The California Department of Financial Protection and Innovation (DFPI) has issued second modifications to its proposed regulations to implement SB 1235, the bill signed into law on September 30, 2018 that requires consumer-like disclosures to be made for certain commercial financing products, including small business loans and merchant cash advances.

SB 1235, codified at CA Financial Code (Code) sections 22800-22805, requires a “provider,” meaning a person who extends a specific offer of “commercial financing” as defined in Code section 22800(d) to a recipient, to give the recipient certain disclosures at the time the provider extends the offer.  SB 1235 requires the DFPI to issue regulations implementing the specific requirements of the disclosures that must be given to recipients.  The law contains exemptions and carve-outs for, among other things, depository institutions, financings of more than $500,000, closed-end loans with a principal amount of less than $5,000, and transactions secured by real property.  Compliance with the new disclosure requirements is not required until the DFPI’s final regulations become effective.

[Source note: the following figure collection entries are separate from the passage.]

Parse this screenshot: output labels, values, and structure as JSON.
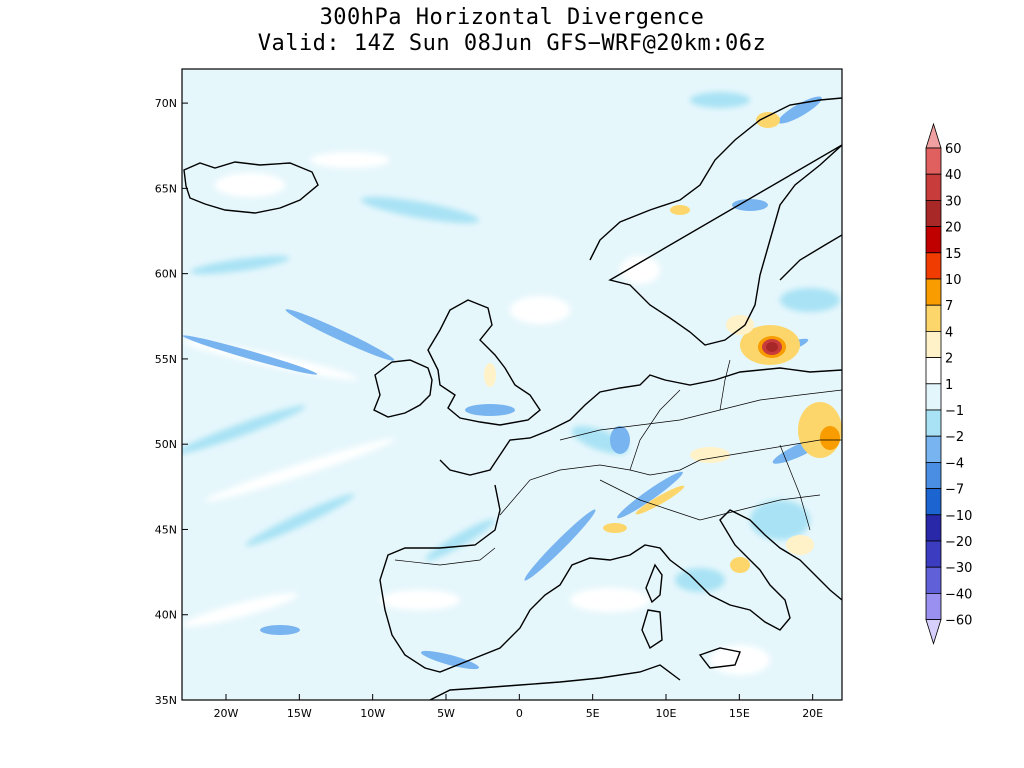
{
  "title_line1": "300hPa Horizontal Divergence",
  "title_line2": "Valid: 14Z Sun 08Jun GFS−WRF@20km:06z",
  "chart_data": {
    "type": "heatmap",
    "title": "300hPa Horizontal Divergence",
    "subtitle": "Valid: 14Z Sun 08Jun GFS−WRF@20km:06z",
    "xlabel": "",
    "ylabel": "",
    "xlim": [
      -23,
      22
    ],
    "ylim": [
      35,
      72
    ],
    "x_ticks": [
      {
        "value": -20,
        "label": "20W"
      },
      {
        "value": -15,
        "label": "15W"
      },
      {
        "value": -10,
        "label": "10W"
      },
      {
        "value": -5,
        "label": "5W"
      },
      {
        "value": 0,
        "label": "0"
      },
      {
        "value": 5,
        "label": "5E"
      },
      {
        "value": 10,
        "label": "10E"
      },
      {
        "value": 15,
        "label": "15E"
      },
      {
        "value": 20,
        "label": "20E"
      }
    ],
    "y_ticks": [
      {
        "value": 35,
        "label": "35N"
      },
      {
        "value": 40,
        "label": "40N"
      },
      {
        "value": 45,
        "label": "45N"
      },
      {
        "value": 50,
        "label": "50N"
      },
      {
        "value": 55,
        "label": "55N"
      },
      {
        "value": 60,
        "label": "60N"
      },
      {
        "value": 65,
        "label": "65N"
      },
      {
        "value": 70,
        "label": "70N"
      }
    ],
    "colorbar": [
      {
        "label": "60",
        "color": "#f0a0a0"
      },
      {
        "label": "40",
        "color": "#e06060"
      },
      {
        "label": "30",
        "color": "#c83c3c"
      },
      {
        "label": "20",
        "color": "#a82828"
      },
      {
        "label": "15",
        "color": "#c00000"
      },
      {
        "label": "10",
        "color": "#f03c00"
      },
      {
        "label": "7",
        "color": "#f89c00"
      },
      {
        "label": "4",
        "color": "#fcd66a"
      },
      {
        "label": "2",
        "color": "#fff2c8"
      },
      {
        "label": "1",
        "color": "#ffffff"
      },
      {
        "label": "−1",
        "color": "#e2f6fc"
      },
      {
        "label": "−2",
        "color": "#a8e2f4"
      },
      {
        "label": "−4",
        "color": "#78b4f0"
      },
      {
        "label": "−7",
        "color": "#4a8ee4"
      },
      {
        "label": "−10",
        "color": "#1c64d0"
      },
      {
        "label": "−20",
        "color": "#2828a8"
      },
      {
        "label": "−30",
        "color": "#3c3cc0"
      },
      {
        "label": "−40",
        "color": "#6060d8"
      },
      {
        "label": "−60",
        "color": "#9a90f0"
      }
    ],
    "colorbar_bottom_color": "#d8d0fc",
    "field_background_color": "#e6f7fc",
    "grid": false
  }
}
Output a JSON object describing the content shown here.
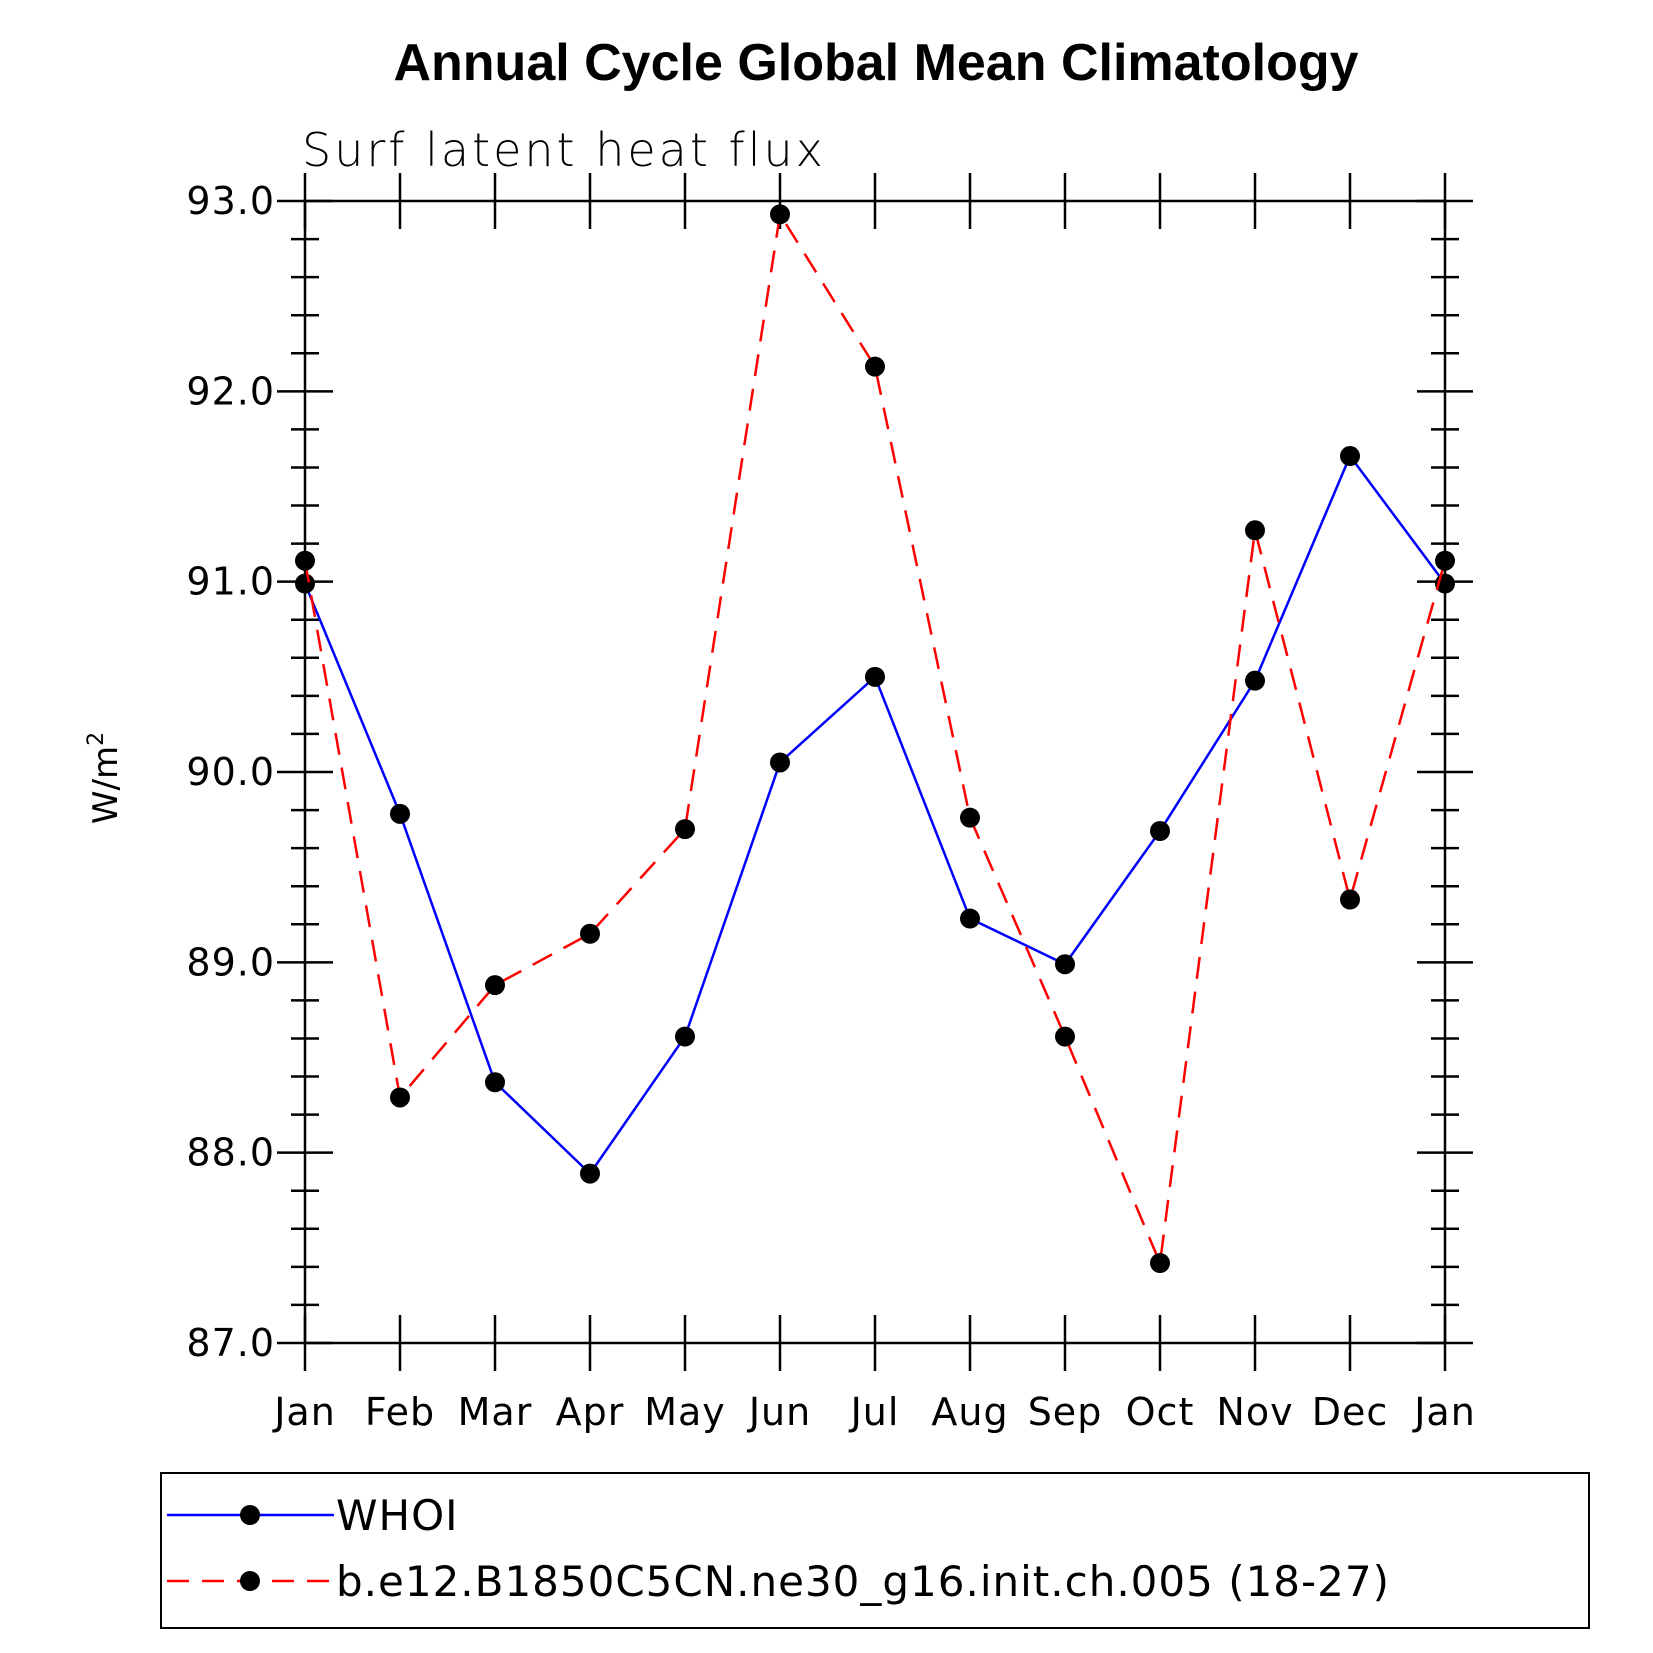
{
  "chart_data": {
    "type": "line",
    "title": "Annual Cycle Global Mean Climatology",
    "subtitle": "Surf latent heat flux",
    "xlabel": "",
    "ylabel": "W/m",
    "ylabel_superscript": "2",
    "categories": [
      "Jan",
      "Feb",
      "Mar",
      "Apr",
      "May",
      "Jun",
      "Jul",
      "Aug",
      "Sep",
      "Oct",
      "Nov",
      "Dec",
      "Jan"
    ],
    "ylim": [
      87.0,
      93.0
    ],
    "yticks": [
      "87.0",
      "88.0",
      "89.0",
      "90.0",
      "91.0",
      "92.0",
      "93.0"
    ],
    "y_minor_step": 0.2,
    "grid": false,
    "legend_position": "bottom",
    "series": [
      {
        "name": "WHOI",
        "color": "#0000ff",
        "dash": "solid",
        "marker": "filled-circle",
        "values": [
          90.99,
          89.78,
          88.37,
          87.89,
          88.61,
          90.05,
          90.5,
          89.23,
          88.99,
          89.69,
          90.48,
          91.66,
          90.99
        ]
      },
      {
        "name": "b.e12.B1850C5CN.ne30_g16.init.ch.005 (18-27)",
        "color": "#ff0000",
        "dash": "dashed",
        "marker": "filled-circle",
        "values": [
          91.11,
          88.29,
          88.88,
          89.15,
          89.7,
          92.93,
          92.13,
          89.76,
          88.61,
          87.42,
          91.27,
          89.33,
          91.11
        ]
      }
    ]
  }
}
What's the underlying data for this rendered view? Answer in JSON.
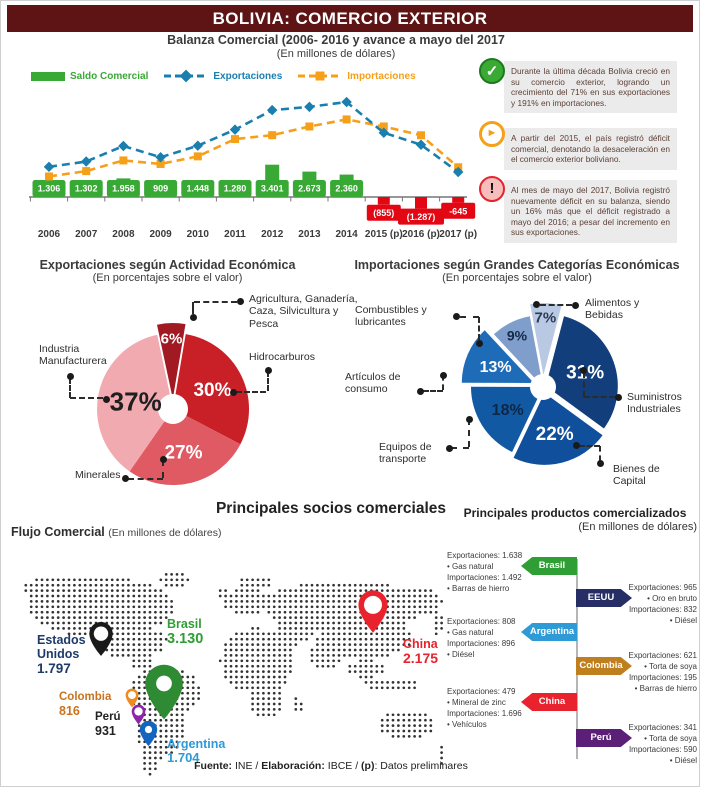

In September 2020, the DFPI (then the Department of Business Oversight) issued proposed regulations to implement SB 1235.  Modifications to the proposal were issued in April 2021.  The second modifications are intended to address the comments that the DFPI received on the proposed April modifications.  Comments on the second modifications must be submitted to the DFPI by August 24, 2021.

Like California, New York has enacted a law that requires consumer-like disclosures for “commercial financing” transactions.  As enacted in December 2020, the new law required disclosures for transactions of $500,000 or less and was to take effect on June 21, 2021.  Subsequent amendments expanded the new law’s reach by making it applicable to transactions of $2.5 million or less and delayed the effective date to January 1, 2022.